Hammered by financial markets, with its market capitalization down more than $100 billion since January, the maker of jet engines and power turbines is paying dearly after making losing bets that the energy sector, in particular oil and gas, would grow indefinitely.
Shareholders appear resigned to a cut in dividends, the first since 2009, as GE had only $7 billion in cash flow at the end of September, but was due to pay out $8 billion.
To rebuild trust, Flannery, who has been CEO for only three months, will roll out plans to revive the company on Monday.
Deutsche Bank analyst John Inch said there was no way to sugarcoat the situation.
"They have a crisis of investor confidence," he told AFP. "GE is in a cash crunch."

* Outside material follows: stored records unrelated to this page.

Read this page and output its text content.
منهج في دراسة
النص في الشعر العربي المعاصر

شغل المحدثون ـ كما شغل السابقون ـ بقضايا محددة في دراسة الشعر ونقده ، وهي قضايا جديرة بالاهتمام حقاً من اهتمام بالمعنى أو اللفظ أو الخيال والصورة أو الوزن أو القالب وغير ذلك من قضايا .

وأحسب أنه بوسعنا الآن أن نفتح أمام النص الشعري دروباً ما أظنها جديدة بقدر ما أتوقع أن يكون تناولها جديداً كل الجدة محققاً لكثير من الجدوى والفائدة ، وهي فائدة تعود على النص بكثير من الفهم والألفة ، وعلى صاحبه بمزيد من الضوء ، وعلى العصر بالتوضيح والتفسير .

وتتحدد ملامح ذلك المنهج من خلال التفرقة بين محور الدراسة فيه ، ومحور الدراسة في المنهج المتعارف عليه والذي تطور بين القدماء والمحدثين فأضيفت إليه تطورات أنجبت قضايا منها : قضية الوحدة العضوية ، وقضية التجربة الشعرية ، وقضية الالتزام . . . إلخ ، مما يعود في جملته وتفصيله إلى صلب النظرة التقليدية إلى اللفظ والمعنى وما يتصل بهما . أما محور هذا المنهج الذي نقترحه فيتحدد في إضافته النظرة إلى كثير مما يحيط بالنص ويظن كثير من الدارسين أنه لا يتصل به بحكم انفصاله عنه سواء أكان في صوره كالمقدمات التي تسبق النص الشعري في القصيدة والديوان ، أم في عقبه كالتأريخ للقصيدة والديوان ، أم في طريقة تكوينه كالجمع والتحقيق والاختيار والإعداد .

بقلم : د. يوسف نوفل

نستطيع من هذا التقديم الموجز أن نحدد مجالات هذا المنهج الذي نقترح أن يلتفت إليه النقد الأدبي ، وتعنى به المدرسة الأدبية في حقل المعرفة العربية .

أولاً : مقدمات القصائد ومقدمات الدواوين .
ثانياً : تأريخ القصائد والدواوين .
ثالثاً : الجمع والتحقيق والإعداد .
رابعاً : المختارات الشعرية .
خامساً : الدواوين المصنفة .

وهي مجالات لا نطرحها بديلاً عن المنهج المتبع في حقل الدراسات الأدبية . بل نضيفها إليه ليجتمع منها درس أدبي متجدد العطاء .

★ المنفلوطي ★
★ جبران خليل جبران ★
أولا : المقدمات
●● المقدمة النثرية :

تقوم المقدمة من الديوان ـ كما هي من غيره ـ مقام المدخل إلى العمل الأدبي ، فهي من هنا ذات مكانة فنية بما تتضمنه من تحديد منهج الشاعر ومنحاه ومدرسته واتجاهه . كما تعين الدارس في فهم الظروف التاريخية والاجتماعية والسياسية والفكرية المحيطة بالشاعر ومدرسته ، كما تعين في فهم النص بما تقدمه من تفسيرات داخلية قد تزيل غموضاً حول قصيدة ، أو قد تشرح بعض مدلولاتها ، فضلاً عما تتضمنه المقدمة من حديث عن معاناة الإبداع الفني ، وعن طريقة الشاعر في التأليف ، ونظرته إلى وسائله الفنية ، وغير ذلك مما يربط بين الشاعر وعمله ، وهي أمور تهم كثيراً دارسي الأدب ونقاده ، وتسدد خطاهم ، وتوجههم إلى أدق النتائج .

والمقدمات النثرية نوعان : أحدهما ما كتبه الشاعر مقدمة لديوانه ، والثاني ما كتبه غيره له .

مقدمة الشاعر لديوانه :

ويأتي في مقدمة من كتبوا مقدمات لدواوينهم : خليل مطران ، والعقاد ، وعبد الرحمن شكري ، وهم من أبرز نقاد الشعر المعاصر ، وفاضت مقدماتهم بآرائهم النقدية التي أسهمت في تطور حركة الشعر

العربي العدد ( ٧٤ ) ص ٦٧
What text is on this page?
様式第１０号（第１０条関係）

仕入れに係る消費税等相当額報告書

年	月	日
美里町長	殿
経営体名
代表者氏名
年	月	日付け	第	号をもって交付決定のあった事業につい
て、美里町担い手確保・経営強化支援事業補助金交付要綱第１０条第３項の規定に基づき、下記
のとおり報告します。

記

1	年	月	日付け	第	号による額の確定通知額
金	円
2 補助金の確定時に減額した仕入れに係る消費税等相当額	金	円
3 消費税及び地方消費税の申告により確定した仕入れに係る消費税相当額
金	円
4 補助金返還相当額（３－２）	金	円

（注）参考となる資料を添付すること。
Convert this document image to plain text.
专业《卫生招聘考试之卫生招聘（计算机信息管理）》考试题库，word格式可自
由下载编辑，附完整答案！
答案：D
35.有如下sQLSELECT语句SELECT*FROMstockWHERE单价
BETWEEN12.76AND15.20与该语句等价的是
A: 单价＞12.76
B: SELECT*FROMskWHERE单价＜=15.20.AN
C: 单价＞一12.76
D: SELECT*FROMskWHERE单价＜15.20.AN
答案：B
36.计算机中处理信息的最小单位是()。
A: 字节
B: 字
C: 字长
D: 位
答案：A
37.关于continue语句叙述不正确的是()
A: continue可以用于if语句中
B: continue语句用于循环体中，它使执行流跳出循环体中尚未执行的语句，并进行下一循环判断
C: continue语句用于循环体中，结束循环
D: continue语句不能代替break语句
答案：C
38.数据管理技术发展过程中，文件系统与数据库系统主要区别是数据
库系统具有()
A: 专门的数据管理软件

Scott Davis of Melius Research put it even more starkly, calling the company "disgraced" and saying it "needs to clean house as fast as possible."
Flannery took the helm after 16 years of leadership by Jeff Immelt, who sold off GE's stake in TV and movie giant NBCUniversal as well as its household appliance segment and much of its banking and finance business.
The belt tightening follows a $2 billion cost-cutting program that already had seen staff levels fall 11 percent to 295,000 over the course of last year.
GE also is likely to close its research and development centers in Shanghai, Rio de Janeiro and Munich, leaving the company with R&D facilities only in New York and Bangalore, India.
The company declined to answer queries from AFP on the plan, but in mid-October Flannery told CNBC: "It's a pretty straightforward thing that we have to tighten the belt.